Since starting with the Grizzlies in the spring of 2017, Hamada has been promoted twice, where she now holds a manager title and oversees the community engagement initiatives for the club. Her mentor, Courtney Nehls (MiLB's assistant director of community engagement) - with whom she was connected through Minor League Baseball's Women in Baseball LIFT (Leaders Inspiring Future Talent) Mentorship Program - has not been surprised by her early career success.

Hamada with Grizzlies colleagues' Belinda Diaz and Jazzmien Young at the Nationals Press Conference.
"When speaking with Madeline, her passion for the Grizzlies and the Fresno community are immediately undeniable," said Nehls. "Her potential in the baseball industry is unlimited due to her energy and eagerness to learn and grow within the game. I look forward to seeing how she continues to make an impact with her team and serves as an example for other young women in baseball."
As a community engagement leader, strong diversity and inclusion practices are inherently tied to success, as it's important to Hamada to ensure the club is accessible and welcoming to everyone who calls Fresno home. She is implementing those practices by engaging the Grizzlies with every facet of the community. The club visits hundreds of schools in the Fresno area, actively engages underprivileged communities, and looks to bring fans who have never visited Chukchansi Park out to the stadium.

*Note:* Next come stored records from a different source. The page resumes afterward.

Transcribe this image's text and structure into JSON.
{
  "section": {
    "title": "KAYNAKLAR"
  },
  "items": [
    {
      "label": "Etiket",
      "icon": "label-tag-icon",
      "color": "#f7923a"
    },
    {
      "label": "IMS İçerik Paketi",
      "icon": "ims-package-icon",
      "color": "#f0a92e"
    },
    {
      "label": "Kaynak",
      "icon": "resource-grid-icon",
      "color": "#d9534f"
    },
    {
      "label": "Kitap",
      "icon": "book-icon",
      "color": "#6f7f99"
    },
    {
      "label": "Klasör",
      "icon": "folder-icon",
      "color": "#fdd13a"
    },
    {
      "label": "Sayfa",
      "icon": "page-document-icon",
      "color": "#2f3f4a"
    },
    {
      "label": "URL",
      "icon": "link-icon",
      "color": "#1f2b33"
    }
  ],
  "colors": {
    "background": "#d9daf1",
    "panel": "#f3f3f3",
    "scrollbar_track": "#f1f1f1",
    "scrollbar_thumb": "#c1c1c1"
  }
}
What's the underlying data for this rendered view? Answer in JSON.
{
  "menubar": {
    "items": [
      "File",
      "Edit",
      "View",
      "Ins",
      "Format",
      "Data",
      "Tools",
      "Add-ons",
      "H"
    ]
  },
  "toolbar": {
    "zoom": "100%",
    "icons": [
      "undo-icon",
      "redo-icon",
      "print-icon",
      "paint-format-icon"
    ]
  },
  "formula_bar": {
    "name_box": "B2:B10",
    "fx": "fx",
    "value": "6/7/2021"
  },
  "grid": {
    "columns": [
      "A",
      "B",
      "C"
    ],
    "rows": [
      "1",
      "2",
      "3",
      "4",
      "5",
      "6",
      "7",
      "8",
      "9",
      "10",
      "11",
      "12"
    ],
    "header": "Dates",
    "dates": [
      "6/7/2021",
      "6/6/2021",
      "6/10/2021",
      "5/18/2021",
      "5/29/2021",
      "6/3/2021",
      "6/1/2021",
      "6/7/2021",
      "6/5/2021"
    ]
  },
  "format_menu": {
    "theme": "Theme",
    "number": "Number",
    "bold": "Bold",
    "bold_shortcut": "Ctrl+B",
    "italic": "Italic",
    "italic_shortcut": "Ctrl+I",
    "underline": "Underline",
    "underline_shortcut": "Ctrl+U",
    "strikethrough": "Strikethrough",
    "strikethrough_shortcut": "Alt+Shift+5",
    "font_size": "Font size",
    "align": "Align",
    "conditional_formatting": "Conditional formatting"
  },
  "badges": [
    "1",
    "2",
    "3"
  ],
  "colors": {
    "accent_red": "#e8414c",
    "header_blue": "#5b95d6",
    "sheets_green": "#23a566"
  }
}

"It's important for us to participate in events in Southwest Fresno and other historically underserved areas in our community to ensure that our neighbors know we appreciate them. Recently, we passed out memorabilia and free ticket vouchers to families who had never been to our stadium. It was the best feeling in the world to see some of the same kids at the Grizzlies game the next night."

Hamada serving dinner at the 2018 Season Ticket Holder Holiday Dinner.
Hamada is ambitious and a change maker in her own right. As one of the few women in the front office, she has played a big part in opening doors for more women to follow in her footsteps and has been key in the planning of an initiative for young girls, launching in 2020, called "A League of Her Own." The three-part initiative - a summer job shadow, a pre-game speaker series and a girls' baseball clinic - focuses on attracting and retaining women and girls in the sports industry, both in the front office and on the field.
"By creating these three programs under this new initiative, our goal is to offer something for all girls. Even if they aren't athletic or into playing sports, maybe we can inspire these girls to chase a career in the business of sports. My hope in launching this program is that we will encourage and inspire other teams to join us in creating programming specifically for girls and women in their communities."
Hamada has climbed up the organizational ladder quickly, propelling herself into a seat of influence and a position where she can proactively strengthen the community she's called home for most of her life. For her love of community, Fresno is fortunate.
"I have two goals, one being that I want to be able to bring more women to the table with me. My second is to leave a legacy by which the Fresno community knows that the Grizzlies are a business they can rely on - for entertainment, for family fun and for support. I want the Grizzles to always be considered a great neighbor."